Vuole vestirsi da grande. Indossa i collant neri, un abito che le marca il vitino sottile, gli stivaletti che le evidenziano il lato B a mandolino, che è sicura fonte di invidia da parte delle compagne di scuola secche e spilungone. Mi chiede se può mettersi un po' di mascara sulle ciglia e un lucidalabbra. Rispondo di sì, perché tanto non si vedrà neanche: lei ha gli occhi grandi di natura, e le labbra che sembravano dipinte già quando era neonata.
Usciamo. Andiamo a una festa. La vedo che si atteggia, vuole fare la grande ad una festa da grandi.
Poi però tra gli invitati c'è anche un'altra bambina, a parte Angelica. Ormai sa ignorare molto bene sua sorella e sa comportarsi da adulta col cuginetto di un anno, ma il richiamo della piccola sconosciuta è troppo forte, e lei non è capace di non socializzare.

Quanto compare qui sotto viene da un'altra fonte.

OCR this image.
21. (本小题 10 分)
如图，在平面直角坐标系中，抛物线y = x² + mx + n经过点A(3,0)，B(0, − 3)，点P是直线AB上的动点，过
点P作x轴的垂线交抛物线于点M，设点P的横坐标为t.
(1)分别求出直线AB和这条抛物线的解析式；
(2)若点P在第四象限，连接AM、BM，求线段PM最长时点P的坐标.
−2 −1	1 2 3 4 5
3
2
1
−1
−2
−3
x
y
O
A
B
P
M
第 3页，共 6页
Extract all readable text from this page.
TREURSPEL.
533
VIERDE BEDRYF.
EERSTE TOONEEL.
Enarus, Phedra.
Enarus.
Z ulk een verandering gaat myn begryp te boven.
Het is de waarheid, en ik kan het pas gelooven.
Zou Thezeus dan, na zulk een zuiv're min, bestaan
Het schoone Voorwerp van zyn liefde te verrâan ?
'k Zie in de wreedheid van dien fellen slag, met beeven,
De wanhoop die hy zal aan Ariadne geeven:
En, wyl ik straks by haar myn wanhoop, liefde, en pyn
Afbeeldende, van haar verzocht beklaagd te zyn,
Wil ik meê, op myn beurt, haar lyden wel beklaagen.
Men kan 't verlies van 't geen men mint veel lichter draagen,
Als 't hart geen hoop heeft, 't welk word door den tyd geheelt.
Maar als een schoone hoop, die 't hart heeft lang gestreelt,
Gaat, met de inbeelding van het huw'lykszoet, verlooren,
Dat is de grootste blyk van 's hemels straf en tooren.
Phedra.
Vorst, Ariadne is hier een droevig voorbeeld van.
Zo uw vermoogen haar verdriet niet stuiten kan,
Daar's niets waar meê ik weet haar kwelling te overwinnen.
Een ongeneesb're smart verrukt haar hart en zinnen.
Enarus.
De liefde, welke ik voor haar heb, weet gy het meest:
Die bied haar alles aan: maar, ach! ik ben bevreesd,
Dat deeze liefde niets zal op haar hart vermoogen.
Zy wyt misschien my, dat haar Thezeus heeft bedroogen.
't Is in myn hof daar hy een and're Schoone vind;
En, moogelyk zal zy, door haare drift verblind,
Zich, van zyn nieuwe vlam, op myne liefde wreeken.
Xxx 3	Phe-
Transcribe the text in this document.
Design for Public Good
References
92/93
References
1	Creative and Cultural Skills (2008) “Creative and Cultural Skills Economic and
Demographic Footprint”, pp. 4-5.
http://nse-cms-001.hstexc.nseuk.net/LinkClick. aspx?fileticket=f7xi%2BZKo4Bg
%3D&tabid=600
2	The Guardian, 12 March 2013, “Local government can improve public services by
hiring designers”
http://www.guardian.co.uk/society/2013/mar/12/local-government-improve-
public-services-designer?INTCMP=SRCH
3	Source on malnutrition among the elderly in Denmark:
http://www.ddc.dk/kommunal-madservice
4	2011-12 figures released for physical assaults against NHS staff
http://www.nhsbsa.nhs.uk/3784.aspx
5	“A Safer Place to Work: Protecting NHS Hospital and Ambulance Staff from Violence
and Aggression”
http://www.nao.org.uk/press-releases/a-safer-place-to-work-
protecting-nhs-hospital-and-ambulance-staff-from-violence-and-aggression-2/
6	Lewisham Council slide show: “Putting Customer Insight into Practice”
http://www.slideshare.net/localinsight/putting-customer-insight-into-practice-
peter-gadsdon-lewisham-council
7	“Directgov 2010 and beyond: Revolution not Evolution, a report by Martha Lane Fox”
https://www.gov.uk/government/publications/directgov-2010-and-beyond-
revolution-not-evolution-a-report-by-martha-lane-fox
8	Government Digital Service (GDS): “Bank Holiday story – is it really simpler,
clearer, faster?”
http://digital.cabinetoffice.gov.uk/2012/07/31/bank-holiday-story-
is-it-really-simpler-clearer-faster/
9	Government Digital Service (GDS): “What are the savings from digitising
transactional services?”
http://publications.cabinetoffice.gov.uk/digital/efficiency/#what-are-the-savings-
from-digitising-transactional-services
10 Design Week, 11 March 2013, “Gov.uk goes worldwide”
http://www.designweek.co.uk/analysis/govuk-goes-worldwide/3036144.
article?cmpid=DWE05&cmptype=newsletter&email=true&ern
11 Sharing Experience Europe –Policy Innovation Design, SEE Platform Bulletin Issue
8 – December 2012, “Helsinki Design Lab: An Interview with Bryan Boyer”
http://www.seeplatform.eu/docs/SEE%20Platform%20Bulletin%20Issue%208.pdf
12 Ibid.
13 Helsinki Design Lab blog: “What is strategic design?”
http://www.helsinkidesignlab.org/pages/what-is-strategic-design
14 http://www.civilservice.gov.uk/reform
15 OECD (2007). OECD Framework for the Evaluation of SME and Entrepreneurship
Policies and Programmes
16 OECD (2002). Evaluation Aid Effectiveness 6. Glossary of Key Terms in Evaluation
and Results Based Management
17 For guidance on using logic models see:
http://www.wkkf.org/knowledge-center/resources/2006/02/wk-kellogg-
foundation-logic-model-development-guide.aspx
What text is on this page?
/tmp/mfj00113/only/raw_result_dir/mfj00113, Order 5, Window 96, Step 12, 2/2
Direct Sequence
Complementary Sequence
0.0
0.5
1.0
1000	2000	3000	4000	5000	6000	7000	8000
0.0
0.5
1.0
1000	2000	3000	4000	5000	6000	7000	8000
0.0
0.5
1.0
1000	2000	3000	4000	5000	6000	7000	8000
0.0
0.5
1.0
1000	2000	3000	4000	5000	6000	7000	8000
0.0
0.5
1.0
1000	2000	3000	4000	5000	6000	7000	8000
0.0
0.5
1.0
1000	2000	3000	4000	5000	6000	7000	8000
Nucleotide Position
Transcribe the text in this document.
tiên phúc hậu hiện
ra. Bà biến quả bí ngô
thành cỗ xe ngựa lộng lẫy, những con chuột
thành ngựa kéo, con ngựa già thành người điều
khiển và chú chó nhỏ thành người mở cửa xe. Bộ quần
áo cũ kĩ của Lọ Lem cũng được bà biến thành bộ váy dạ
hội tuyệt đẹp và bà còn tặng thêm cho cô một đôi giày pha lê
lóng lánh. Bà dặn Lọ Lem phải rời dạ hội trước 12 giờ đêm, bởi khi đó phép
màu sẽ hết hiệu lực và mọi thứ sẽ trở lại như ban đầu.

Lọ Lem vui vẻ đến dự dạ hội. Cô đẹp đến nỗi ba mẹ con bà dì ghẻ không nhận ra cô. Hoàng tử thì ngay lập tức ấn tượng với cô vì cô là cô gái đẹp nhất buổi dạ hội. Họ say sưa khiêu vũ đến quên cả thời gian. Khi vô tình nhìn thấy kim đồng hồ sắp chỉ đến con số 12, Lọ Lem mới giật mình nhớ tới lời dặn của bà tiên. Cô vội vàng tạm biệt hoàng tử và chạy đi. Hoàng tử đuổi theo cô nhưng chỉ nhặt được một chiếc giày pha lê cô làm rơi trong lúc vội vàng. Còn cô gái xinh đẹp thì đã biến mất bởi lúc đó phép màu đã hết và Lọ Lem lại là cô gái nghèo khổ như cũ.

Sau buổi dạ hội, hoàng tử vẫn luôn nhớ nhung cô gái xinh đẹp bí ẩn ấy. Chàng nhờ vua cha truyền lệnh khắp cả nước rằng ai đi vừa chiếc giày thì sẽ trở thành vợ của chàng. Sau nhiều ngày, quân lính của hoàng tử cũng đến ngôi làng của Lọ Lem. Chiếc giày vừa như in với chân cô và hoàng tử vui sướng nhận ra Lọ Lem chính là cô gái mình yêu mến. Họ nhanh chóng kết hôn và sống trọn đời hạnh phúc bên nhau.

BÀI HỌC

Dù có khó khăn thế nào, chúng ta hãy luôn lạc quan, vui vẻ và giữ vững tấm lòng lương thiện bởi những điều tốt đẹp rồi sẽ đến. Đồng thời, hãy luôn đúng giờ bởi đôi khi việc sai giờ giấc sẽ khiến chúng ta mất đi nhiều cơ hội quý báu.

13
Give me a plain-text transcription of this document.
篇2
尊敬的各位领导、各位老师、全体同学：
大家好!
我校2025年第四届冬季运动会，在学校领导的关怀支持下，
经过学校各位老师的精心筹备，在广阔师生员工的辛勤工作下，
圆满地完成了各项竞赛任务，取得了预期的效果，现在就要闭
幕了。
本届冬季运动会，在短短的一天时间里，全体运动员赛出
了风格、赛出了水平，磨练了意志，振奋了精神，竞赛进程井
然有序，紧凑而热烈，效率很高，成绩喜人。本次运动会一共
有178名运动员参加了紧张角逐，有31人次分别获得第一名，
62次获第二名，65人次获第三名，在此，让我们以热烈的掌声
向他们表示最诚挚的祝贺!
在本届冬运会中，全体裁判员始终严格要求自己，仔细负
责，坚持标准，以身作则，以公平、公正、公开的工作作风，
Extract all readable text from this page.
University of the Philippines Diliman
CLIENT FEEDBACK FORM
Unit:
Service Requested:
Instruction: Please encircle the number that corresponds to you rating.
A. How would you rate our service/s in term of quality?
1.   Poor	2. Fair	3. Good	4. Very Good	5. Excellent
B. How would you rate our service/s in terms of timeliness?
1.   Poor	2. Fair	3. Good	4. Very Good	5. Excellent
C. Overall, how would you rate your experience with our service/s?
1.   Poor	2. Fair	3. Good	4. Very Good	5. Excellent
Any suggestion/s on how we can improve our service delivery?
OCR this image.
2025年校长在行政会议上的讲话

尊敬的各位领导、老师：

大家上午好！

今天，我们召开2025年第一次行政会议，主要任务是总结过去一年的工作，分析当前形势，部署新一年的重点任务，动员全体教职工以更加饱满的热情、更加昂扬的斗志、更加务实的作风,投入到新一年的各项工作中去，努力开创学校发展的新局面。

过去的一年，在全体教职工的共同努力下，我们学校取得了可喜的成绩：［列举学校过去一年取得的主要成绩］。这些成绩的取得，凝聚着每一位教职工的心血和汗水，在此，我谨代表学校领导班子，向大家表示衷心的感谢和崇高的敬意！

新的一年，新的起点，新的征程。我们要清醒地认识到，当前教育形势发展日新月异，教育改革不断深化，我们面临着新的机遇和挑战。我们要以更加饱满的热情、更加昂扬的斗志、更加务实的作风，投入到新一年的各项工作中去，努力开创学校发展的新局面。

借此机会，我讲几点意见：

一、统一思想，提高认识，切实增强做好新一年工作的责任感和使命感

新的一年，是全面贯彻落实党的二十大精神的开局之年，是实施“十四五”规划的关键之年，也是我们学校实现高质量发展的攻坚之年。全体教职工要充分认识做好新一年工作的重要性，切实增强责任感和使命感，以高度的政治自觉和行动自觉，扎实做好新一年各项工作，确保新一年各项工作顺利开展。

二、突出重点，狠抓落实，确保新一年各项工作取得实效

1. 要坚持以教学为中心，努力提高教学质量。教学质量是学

Dopo nemmeno mezz'ora di festa da grandi, Matilde sta a terra, con l'abito, i collant e gli stivaletti, a colorare su fogli di carta, giocare e ridere, usando la gonna per pulire gli occhiali fregandosene dello spettacolo delle sue mutande, e con il mascara stropicciato perché non sapeva che non doveva toccarsi gli occhi.
Dodici anni. A volte pochi, a volte troppi. Per me sono giusti. La adoro quando la sua spontanea immaturità vince sulle velleità emulatorie.